Se però la quantità di olive raccolte in una determinata zona o podere è superiore alla potenzialità di smaltimento dei frantoi locali è necessario, e d'altronde in Sabina ci si attiene in modo generalizzato, conservare in modo ottimale le olive in ambiente giusto e con le condizioni che evitino il degrado dei frutti che devono conservare intatte le caratteristiche di freschezza, di sanità e di pregio, assunte con una maturazione perfetta e una raccolta rispettosa della preziosità di questo nobile e ricercato frutto mediterraneo.

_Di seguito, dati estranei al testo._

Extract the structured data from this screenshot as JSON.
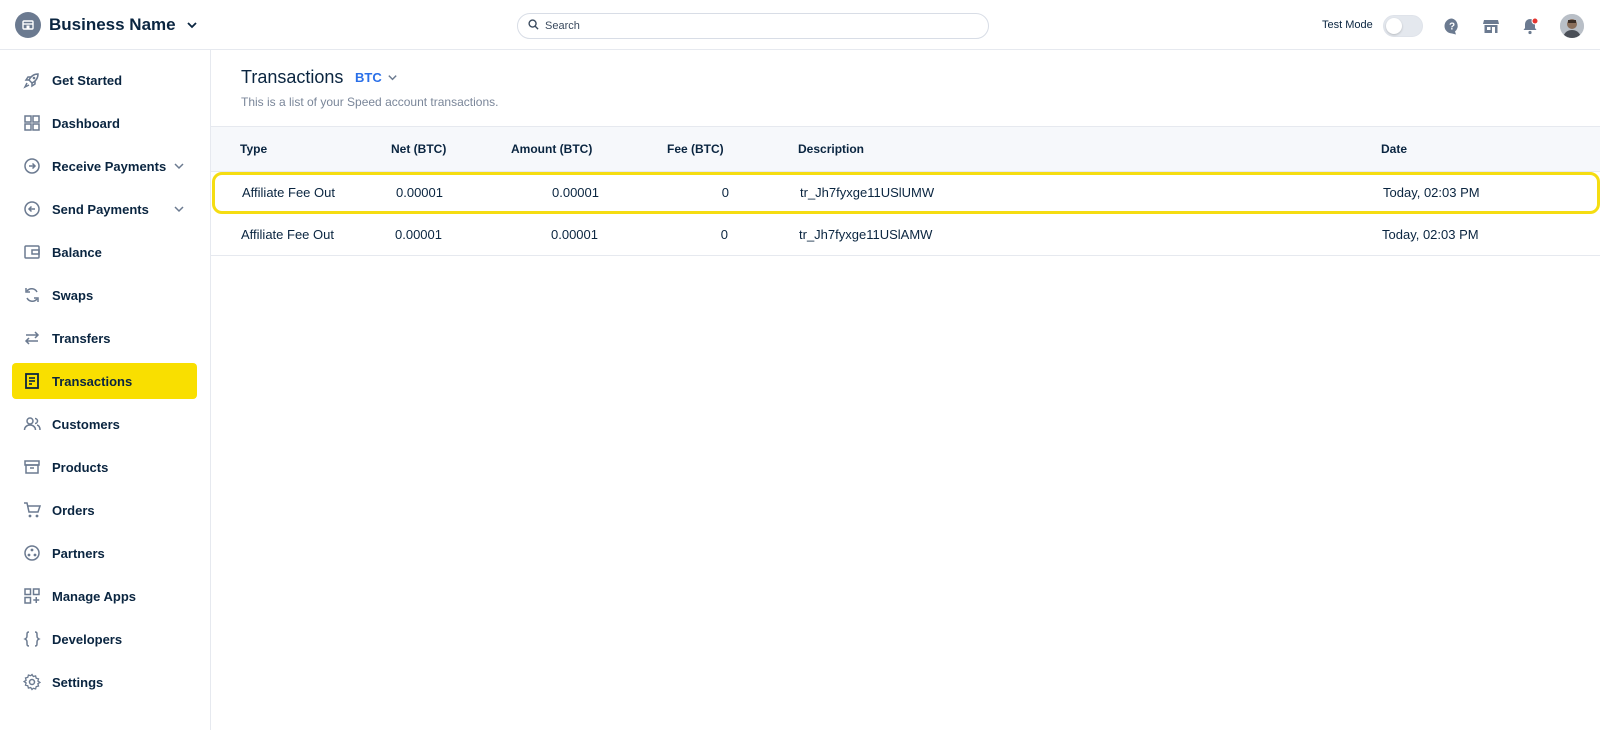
{
  "header": {
    "business_name": "Business Name",
    "search_placeholder": "Search",
    "test_mode_label": "Test Mode",
    "test_mode_on": false,
    "icons": [
      "help-icon",
      "store-icon",
      "notification-bell-icon"
    ]
  },
  "sidebar": {
    "items": [
      {
        "label": "Get Started",
        "icon": "rocket-icon"
      },
      {
        "label": "Dashboard",
        "icon": "grid-icon"
      },
      {
        "label": "Receive Payments",
        "icon": "receive-arrow-icon",
        "expandable": true
      },
      {
        "label": "Send Payments",
        "icon": "send-arrow-icon",
        "expandable": true
      },
      {
        "label": "Balance",
        "icon": "wallet-icon"
      },
      {
        "label": "Swaps",
        "icon": "swap-icon"
      },
      {
        "label": "Transfers",
        "icon": "transfer-arrows-icon"
      },
      {
        "label": "Transactions",
        "icon": "receipt-icon",
        "active": true
      },
      {
        "label": "Customers",
        "icon": "users-icon"
      },
      {
        "label": "Products",
        "icon": "archive-box-icon"
      },
      {
        "label": "Orders",
        "icon": "cart-icon"
      },
      {
        "label": "Partners",
        "icon": "partners-icon"
      },
      {
        "label": "Manage Apps",
        "icon": "apps-plus-icon"
      },
      {
        "label": "Developers",
        "icon": "code-braces-icon"
      },
      {
        "label": "Settings",
        "icon": "gear-icon"
      }
    ]
  },
  "main": {
    "title": "Transactions",
    "currency": "BTC",
    "subtitle": "This is a list of your Speed account transactions.",
    "table": {
      "columns": [
        "Type",
        "Net (BTC)",
        "Amount  (BTC)",
        "Fee  (BTC)",
        "Description",
        "Date"
      ],
      "rows": [
        {
          "type": "Affiliate Fee Out",
          "net": "0.00001",
          "amount": "0.00001",
          "fee": "0",
          "description": "tr_Jh7fyxge11USlUMW",
          "date": "Today, 02:03 PM",
          "highlighted": true
        },
        {
          "type": "Affiliate Fee Out",
          "net": "0.00001",
          "amount": "0.00001",
          "fee": "0",
          "description": "tr_Jh7fyxge11USlAMW",
          "date": "Today, 02:03 PM",
          "highlighted": false
        }
      ]
    }
  },
  "colors": {
    "active_nav": "#f9df00",
    "highlight_border": "#f5dd12",
    "accent_blue": "#2a6fe8",
    "text_primary": "#0a2540",
    "notification_dot": "#e5342f"
  }
}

"Chi macina friscu macina finu" (Chi macina le olive fresche ottiene un prodotto fino), così sentenziavano i vecchi frantoiani della Bassa Sabina e credo che oggi la massima sia attuale più che mai.

 

Le cultivar principali della Sabina

Carboncella: Albero di sviluppo medio, portamento assurgente, foglie piuttosto espanse.

Autoincompatibile, frutto oblungo più piccolo della Rosciola, Maturazione leggermente più tardiva.

Produzione incostante.

Ottima la resa in olio di ottima qualità. È la cultivar più propagata nella Sabina Reatina.

Rosciola: Albero di limitato sviluppo, a chioma densa, portamento delle branche non molto eretto.

Foghe piccole e allungate, autoincompatibile, frutto ovaliforme, di notevole volume, di colore verde chiaro, rossiccio-violaceo, a polpa non densa, a maturazione precoce.

Costante nella produzione.

Resistente al Cicloconio.

Di buona oleosità.

Delicata nel trasporto e causa della fragilità della sua cuticola. Deve essere molita immediatamente poiché la rottura della buccia può provocare inacidimento dell'olio.

Leccino: Pianta assai vigorosa.

Chioma ampia e portamento inclinato, Drupa grossa e carnose, di colorazione uniforme violacea molto scursa; elevato il contenuto in olio di qualità buona.

Il Leccino è abbastanza resistente alle basse temperature per questo è preferito specie nelle colline più alte.

Raia (simile al frantoio): albero a grande sviluppo con chioma ampia.

Frutto grosso e di buona polpa.

Colorazione nera uniforme.

Resa in olio elevata e di ottima qualità

Olivastro o Olivone: Pianta molto vigorosa.

Foglie grandi.

Frutti grandi di forma elissoidale.

Buona oleosità, olio di buona qualità.